SA756/ÇY3-BŞ13: Enkaz Ülke Afganistan ve Haşhaşın Emperyal Ruhu

“Birbirine düşman edilmiş halk ve kan denizine dönüştürülmüş bir coğrafya... Tüm yeraltı ve yer üstü zenginlikleri talan edilmiş bir Afganistan...”


Müstekbir güçlerin ve devletlerin, yasadışı ekonomik gelirlerinin en önemli kaynaklarından biri olarak nitelendirebileceğimiz uyuşturucu, yani Haşhaş (Afyon), üretimi ve ticaretiyle getirisi azımsanamayacak kadar yüksek, nakliyesi kolay, alıcısı bol, talep elastikiyeti sert, tedavüldeki değerli para karşılığı takası mümkün, üretimi zahmetsiz, pazarlama ağı kolay bir finans kaynağı olmasının yanı sıra az gelişmiş ülkelerin halklarını beyinden mazruf hale getirerek aklını ve iradesini işlemez biçimde sömürme ve köleleştirme amacıyla da kullanılan bir nevi silah hükmündedir.
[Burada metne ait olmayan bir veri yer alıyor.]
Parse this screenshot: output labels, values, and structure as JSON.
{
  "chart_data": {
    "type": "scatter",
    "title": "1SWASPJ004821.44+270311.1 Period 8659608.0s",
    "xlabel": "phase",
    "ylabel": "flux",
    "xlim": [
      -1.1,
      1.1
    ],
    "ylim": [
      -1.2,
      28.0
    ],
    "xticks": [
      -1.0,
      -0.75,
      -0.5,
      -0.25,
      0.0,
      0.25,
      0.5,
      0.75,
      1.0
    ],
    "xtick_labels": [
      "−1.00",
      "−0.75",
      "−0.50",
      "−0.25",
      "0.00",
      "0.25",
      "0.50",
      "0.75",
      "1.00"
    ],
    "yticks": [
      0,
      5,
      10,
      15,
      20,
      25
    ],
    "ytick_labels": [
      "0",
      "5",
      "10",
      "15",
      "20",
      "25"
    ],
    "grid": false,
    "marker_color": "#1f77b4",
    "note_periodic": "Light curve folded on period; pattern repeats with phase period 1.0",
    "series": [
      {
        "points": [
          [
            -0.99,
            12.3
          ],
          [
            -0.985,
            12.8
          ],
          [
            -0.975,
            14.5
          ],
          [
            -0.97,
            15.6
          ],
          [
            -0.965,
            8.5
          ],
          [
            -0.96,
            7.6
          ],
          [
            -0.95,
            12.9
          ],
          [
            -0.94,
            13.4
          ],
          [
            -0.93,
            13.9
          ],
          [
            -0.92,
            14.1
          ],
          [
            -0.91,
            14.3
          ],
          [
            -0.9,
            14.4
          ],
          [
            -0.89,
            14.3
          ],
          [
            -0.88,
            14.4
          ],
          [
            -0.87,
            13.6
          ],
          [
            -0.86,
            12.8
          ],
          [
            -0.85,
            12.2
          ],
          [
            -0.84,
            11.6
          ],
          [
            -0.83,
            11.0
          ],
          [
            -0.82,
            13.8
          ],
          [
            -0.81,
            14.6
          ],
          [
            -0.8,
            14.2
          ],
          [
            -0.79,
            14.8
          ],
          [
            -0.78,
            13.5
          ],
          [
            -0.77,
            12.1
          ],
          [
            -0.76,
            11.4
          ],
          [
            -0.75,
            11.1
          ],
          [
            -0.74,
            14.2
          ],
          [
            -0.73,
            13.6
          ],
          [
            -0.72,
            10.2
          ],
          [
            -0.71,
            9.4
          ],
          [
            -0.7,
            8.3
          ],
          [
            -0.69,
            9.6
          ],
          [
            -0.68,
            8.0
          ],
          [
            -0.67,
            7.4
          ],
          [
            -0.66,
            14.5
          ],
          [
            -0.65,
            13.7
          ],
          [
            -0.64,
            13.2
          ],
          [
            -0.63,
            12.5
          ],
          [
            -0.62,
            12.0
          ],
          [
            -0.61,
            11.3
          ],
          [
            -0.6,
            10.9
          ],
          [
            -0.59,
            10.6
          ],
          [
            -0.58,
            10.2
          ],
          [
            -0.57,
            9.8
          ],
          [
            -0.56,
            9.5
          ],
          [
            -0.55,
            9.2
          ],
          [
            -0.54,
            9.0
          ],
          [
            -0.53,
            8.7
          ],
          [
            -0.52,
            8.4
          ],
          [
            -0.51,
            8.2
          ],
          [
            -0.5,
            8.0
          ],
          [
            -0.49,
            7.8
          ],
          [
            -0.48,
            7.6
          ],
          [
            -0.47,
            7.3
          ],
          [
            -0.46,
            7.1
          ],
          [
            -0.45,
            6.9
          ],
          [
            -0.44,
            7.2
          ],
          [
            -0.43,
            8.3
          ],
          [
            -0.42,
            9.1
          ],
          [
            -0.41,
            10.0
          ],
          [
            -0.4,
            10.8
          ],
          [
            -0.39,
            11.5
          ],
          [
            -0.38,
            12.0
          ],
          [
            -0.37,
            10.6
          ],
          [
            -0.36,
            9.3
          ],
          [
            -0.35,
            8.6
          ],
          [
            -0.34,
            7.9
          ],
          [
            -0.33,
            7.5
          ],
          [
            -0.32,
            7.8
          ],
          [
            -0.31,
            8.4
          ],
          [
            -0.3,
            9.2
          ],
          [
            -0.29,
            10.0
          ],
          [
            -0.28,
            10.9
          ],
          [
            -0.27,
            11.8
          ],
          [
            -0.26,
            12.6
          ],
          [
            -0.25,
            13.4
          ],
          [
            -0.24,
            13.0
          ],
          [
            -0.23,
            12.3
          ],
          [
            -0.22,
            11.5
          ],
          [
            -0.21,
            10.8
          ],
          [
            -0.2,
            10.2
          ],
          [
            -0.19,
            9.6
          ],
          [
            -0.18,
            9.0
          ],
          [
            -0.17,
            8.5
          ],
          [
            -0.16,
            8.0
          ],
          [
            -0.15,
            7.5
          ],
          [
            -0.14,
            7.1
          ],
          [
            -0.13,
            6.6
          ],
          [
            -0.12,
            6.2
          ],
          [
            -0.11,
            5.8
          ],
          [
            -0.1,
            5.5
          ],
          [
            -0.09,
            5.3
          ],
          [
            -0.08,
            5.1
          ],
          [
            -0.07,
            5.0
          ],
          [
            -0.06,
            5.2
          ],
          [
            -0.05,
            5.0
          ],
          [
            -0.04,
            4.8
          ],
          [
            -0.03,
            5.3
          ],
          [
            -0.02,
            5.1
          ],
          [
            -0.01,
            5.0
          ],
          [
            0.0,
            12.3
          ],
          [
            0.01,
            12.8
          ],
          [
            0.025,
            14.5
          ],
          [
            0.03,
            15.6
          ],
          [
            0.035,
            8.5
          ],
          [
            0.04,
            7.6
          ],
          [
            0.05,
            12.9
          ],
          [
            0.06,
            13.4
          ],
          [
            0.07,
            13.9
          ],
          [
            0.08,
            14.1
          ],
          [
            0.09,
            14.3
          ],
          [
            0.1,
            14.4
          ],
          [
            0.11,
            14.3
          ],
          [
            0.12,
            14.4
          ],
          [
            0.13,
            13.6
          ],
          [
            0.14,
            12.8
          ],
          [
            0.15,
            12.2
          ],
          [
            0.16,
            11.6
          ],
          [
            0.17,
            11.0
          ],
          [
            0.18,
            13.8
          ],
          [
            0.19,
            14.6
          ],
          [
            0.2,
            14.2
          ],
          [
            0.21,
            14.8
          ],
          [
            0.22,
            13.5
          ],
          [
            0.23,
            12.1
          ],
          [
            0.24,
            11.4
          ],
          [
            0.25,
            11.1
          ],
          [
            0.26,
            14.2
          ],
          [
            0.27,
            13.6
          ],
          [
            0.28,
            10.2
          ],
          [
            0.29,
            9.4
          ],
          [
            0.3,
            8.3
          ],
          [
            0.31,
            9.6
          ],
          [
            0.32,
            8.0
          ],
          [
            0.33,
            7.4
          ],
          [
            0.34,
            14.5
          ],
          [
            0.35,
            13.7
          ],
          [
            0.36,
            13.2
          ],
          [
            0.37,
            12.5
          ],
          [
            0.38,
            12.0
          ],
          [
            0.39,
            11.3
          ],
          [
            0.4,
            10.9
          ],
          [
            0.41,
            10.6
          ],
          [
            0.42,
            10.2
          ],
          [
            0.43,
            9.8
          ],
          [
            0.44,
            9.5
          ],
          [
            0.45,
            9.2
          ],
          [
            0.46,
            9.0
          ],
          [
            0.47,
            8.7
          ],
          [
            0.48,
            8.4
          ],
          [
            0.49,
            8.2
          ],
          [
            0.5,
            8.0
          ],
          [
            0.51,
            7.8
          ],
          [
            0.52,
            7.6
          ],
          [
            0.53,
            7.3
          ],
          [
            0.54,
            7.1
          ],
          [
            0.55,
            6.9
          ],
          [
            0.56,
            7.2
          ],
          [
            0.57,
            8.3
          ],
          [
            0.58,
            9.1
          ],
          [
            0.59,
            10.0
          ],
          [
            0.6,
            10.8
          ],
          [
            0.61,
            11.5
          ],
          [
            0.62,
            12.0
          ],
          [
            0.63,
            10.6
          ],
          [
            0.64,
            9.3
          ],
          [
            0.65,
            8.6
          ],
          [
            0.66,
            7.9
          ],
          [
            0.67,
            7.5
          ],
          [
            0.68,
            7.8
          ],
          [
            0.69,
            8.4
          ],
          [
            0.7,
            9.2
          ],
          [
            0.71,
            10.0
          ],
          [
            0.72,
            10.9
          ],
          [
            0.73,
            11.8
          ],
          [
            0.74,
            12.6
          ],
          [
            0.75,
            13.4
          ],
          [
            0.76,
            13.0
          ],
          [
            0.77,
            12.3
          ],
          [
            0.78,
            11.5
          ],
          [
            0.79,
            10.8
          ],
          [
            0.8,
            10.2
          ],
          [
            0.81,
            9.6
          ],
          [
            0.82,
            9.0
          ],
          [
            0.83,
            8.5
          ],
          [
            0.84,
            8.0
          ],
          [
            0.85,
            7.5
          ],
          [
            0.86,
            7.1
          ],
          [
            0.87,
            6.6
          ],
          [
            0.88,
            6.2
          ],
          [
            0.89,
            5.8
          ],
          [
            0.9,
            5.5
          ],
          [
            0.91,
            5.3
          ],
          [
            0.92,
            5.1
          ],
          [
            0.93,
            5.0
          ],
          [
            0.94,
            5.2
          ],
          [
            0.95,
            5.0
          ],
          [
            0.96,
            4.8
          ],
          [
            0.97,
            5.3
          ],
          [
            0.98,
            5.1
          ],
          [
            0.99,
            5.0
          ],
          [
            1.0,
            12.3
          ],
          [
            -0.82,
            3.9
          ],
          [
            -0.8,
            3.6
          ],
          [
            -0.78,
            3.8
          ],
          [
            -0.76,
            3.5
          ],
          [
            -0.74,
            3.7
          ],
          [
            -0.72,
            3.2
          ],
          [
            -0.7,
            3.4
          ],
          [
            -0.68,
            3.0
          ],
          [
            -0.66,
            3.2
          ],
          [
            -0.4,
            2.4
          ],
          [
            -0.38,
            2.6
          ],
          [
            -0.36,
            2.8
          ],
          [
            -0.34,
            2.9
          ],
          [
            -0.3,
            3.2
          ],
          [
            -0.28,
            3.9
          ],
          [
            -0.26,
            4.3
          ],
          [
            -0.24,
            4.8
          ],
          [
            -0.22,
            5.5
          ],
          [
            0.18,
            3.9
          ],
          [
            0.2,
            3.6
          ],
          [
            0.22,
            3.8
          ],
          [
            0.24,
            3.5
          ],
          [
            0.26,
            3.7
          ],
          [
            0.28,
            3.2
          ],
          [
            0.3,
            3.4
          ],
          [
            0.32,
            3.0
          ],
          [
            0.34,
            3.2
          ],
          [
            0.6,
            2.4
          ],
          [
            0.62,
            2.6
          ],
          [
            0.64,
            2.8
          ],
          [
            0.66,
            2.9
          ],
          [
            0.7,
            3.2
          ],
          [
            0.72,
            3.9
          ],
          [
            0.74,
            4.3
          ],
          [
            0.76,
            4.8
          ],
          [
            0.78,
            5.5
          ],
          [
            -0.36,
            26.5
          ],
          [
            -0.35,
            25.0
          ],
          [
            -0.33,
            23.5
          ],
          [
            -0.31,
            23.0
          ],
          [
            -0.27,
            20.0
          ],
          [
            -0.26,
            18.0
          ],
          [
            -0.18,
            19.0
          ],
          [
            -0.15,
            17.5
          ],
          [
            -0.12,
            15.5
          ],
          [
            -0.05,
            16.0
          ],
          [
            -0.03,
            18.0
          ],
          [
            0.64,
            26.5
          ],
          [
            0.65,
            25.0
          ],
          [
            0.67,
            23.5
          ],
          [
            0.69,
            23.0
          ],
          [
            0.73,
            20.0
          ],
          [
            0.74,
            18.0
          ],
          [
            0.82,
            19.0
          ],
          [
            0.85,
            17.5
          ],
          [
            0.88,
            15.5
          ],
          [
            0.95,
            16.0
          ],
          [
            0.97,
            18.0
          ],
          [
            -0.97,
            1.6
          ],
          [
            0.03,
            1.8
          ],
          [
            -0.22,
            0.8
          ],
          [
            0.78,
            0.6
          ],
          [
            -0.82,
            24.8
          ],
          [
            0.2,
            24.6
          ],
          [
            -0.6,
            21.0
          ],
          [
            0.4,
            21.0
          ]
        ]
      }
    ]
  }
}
BM Uyuşturucu ve Suç Ofisi (UNODC) tarafından açıklanan 2014 Dünya uyuşturucu raporuna göre Afganistan ne yazık ki küresel haşhaş üreticisi olarak listede ilk sırayı aldı. Raporda Afganistan'da hâlen bir litresi 1,5 $ mal olan asetik oksilin litre fiyatının 2002'de 8$'ken, 2011'de 430 $'a çıktığı belirtilen raporda, uluslararası kontrole yakalanmak istemeyen üreticilerin artık paravan şirketler kurarak yeni yöntemler geliştirdiği de vurgulandı.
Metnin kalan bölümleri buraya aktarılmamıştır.